As for the rest of the tokens, Ethereum leads the falls and also leaves minimums not seen since the 'flash crash' of December 4th, below 3,700 dollars. Meanwhile, the rest of the main 'altcoins' yield about 7% on average. Total capitalization also lost the $2.2 trillion barrier and is barely above $2.1 trillion now, as investors pull back from risk assets while they discount that the Fed will make public its decision to accelerate the tapering of its bond purchases and signal that it will begin raising interest rates next year.
The low interest rate environment has sent both stocks and cryptocurrencies soaring this year. However, a rate hike and a faster-than-expected end to easy money policies could cause the market to turn bearish.
"Bitcoin is back below $50,000 and really struggling to find any bullish momentum when the price does rebound," commented Craig Erlam, an analyst at Oanda. "An improvement in risk appetite hasn't even helped the cryptocurrency which could be facing a move back towards the levels seen during the flash crash earlier this month if $47,000 falls," he added, stating that an unexpected collective reduction in central bank tightening expectations "will get the cryptocurrency community excited again this week."
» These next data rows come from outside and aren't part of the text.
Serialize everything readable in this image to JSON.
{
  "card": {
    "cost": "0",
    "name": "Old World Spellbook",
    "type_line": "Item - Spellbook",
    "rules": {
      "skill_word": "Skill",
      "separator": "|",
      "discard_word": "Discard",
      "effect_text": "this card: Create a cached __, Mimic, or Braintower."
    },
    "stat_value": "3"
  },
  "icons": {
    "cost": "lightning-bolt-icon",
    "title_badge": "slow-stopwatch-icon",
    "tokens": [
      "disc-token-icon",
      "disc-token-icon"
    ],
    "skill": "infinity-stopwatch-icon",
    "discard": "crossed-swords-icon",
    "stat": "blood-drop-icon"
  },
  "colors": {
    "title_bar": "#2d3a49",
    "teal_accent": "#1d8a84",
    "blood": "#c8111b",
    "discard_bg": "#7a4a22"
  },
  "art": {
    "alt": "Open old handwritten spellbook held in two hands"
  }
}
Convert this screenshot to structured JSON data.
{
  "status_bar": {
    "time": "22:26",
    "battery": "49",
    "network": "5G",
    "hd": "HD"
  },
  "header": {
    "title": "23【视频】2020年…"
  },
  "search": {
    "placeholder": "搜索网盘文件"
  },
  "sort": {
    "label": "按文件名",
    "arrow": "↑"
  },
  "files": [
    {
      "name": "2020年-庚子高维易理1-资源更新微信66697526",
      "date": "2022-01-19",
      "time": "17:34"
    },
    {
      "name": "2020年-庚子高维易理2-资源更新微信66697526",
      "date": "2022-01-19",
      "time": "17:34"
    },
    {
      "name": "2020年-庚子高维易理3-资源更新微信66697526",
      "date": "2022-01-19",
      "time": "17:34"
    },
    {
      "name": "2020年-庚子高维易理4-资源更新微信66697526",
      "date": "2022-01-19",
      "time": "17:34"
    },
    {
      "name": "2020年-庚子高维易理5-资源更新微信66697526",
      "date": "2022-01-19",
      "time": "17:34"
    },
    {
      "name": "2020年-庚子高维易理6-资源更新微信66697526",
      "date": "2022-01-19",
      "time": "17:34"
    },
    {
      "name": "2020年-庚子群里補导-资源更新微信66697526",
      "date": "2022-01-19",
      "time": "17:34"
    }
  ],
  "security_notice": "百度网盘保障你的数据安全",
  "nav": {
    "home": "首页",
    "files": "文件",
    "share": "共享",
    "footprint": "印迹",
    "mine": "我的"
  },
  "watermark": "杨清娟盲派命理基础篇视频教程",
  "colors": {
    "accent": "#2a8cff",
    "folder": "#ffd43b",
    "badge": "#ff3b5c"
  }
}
Generally speaking, after the collapse in the cryptoassets market last November, investors are cautious in trading cryptos as they lost important supports, with many of them trading at levels of last September. During the coming hours, "it will be vital for Bitcoin, which has hit resistance at $50,000, to hold at $46,000," explained IG Markets.
From the point of view of technical analysis, "the problem in the short term is that anything can happen," stated José María Rodríguez, technical analyst at Bolsamanía, as he explained that "we have the king of cryptocurrencies in a no man's zone, halfway between the important support of $40,000-$41,500 (the September lows) and far from the resistance of $53,600, let alone $60,000". "In terms of the very short term, it has support just around the corner at last week's lows ($47,215) and resistance at last week's highs ($52,195)," he noted.
"And all of the above within a clear long-term, underlying uptrend, which has not been threatened in the slightest," assured Rodriguez, although the market increasingly takes hold of the idea that another session of steep falls could damage the medium-term trend despite the oversold signals. "Unlike other market moments, no more or less clear potential pattern can be observed," the Bolsamanía expert concluded.